Premier roman de Joseph Boyden, Le Chemin des âmes évoque un chapitre méconnu de l’histoire de la Première Guerre mondiale: la participation de plusieurs milliers de soldats amérindiens, s’étant engagés volontairement dans l’armée canadienne, à une des plus importantes batailles de la guerre de 14-18, la reconquête de l’inexpugnable crête de Vimy. Entrelaçant le récit épique et la narration intimiste, Boyden relate l’histoire de deux jeunes Amérindiens, compagnons inséparables, Xavier et Elijah, qui quittent les forêts majestueuses et sauvages de l’Ontario pour aller se battre contre les Allemands dans les champs de bataille du Nord de la France. Cette guerre absurde et atroce brisera leurs vies et leur amitié tenace. Tireur d’élite hors pair, Elijah devient un héros de la bataille de Vimy. Mais des mauvaises fréquentations l’amènent à consommer des drogues et de la morphine. Il prend un plaisir fou à tuer ses ennemis, la mort le met dans un état de transe. Désemparé, Xavier s’éloignera peu à peu de son ami.

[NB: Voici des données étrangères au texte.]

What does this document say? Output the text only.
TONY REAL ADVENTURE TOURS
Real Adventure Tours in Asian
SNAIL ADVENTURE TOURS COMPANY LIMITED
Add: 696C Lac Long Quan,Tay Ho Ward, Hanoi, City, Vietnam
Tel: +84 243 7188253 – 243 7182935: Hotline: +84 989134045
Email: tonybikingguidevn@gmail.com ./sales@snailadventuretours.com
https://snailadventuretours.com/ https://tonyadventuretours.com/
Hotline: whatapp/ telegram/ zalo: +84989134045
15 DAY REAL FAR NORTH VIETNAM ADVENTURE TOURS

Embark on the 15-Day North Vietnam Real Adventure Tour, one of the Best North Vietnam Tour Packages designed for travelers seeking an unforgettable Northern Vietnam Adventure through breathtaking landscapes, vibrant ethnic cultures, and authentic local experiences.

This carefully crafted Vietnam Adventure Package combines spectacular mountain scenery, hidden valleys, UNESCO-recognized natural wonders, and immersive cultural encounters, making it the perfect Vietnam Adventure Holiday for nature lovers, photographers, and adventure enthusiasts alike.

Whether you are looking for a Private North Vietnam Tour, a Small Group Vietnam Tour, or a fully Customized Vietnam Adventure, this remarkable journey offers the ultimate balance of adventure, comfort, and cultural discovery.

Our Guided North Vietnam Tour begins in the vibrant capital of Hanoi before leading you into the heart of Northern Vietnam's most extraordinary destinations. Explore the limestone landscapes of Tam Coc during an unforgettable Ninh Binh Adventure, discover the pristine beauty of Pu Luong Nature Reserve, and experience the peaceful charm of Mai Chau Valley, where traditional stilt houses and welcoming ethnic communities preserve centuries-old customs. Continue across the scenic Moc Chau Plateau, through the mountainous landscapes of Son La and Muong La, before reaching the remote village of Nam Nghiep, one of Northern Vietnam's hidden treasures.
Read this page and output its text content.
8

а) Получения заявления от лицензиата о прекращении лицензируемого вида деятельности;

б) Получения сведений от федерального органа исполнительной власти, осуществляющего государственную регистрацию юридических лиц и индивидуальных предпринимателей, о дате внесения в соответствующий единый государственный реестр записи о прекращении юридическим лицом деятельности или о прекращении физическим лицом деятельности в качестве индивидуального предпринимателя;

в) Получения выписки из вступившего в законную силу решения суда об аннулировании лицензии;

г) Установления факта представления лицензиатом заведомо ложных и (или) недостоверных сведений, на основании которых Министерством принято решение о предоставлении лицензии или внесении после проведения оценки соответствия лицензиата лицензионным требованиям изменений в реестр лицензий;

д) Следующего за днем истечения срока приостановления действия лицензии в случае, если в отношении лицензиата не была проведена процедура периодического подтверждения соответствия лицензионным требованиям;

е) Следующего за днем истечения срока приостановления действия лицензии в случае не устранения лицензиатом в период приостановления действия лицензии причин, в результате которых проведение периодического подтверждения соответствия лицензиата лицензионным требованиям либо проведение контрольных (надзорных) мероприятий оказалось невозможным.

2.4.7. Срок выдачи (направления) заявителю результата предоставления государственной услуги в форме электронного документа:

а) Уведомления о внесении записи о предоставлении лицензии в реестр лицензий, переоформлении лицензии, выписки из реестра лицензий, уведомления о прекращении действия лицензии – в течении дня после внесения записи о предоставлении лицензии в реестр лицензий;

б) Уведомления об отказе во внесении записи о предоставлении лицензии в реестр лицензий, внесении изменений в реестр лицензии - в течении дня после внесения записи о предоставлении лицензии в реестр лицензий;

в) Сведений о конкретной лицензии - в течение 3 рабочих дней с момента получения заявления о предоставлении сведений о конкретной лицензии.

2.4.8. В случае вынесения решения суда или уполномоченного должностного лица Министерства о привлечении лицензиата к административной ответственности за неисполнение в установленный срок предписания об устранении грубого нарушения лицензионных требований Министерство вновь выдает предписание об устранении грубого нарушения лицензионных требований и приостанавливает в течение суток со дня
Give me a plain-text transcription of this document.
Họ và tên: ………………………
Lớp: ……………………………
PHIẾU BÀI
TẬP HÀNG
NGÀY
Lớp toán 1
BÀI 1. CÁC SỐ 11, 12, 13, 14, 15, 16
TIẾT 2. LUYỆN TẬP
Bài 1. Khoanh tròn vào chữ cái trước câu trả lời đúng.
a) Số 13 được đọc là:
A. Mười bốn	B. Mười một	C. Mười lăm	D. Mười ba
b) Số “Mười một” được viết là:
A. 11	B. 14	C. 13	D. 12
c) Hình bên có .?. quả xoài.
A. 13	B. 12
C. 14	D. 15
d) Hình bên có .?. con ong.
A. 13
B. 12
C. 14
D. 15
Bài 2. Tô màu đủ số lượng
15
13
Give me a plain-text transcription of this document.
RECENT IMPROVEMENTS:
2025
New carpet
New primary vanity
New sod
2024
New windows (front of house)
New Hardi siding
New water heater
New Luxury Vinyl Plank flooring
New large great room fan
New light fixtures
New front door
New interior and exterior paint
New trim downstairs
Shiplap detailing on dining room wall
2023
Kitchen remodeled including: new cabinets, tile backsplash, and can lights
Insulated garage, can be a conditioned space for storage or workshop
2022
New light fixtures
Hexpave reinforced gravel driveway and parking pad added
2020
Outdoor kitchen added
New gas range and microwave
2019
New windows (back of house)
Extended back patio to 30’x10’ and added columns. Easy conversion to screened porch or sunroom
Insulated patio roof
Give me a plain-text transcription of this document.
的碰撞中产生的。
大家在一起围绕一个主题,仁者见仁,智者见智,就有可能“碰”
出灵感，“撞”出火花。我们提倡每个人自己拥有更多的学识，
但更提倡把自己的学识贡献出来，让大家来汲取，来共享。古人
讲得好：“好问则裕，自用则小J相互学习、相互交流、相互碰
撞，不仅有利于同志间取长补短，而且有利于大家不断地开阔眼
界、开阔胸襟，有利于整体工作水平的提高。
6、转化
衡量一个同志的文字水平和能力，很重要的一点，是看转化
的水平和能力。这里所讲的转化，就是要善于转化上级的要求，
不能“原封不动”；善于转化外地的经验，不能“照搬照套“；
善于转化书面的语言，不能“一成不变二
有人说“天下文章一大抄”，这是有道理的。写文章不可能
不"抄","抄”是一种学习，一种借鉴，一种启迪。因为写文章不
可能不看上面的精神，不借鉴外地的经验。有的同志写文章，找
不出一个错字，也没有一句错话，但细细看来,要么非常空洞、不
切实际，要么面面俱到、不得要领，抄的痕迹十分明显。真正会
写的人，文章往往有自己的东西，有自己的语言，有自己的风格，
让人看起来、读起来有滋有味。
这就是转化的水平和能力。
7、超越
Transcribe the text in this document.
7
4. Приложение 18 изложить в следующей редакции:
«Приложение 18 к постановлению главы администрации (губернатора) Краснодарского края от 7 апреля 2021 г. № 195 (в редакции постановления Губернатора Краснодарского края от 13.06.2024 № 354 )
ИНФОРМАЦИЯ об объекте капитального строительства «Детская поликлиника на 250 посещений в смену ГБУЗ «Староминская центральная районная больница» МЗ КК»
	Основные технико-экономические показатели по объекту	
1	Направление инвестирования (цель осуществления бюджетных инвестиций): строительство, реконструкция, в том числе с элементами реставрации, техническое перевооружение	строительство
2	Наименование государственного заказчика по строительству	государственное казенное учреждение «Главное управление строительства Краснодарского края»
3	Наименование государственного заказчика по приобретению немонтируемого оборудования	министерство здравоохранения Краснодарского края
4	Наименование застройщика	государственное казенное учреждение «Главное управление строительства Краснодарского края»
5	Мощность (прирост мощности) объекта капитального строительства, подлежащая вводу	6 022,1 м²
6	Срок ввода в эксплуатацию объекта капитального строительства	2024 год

Deux conceptions antinomiques de la vie et du monde s’affronteront dans des terroirs dévastés par la haine, la furie et la mort. Déjà traduit en 15 langues, salué unanimement par la critique, Le Chemin des âmes est un roman brillant et bouleversant. Ce récit haletant recèle aussi une réflexion perspicace sur l’avenir de l’humanité. Magistral!

Le Chemin des âmes
de Joseph Boyden
Éd. Albin Michel, coll. "Terres d’Amérique"
2006, 392 p.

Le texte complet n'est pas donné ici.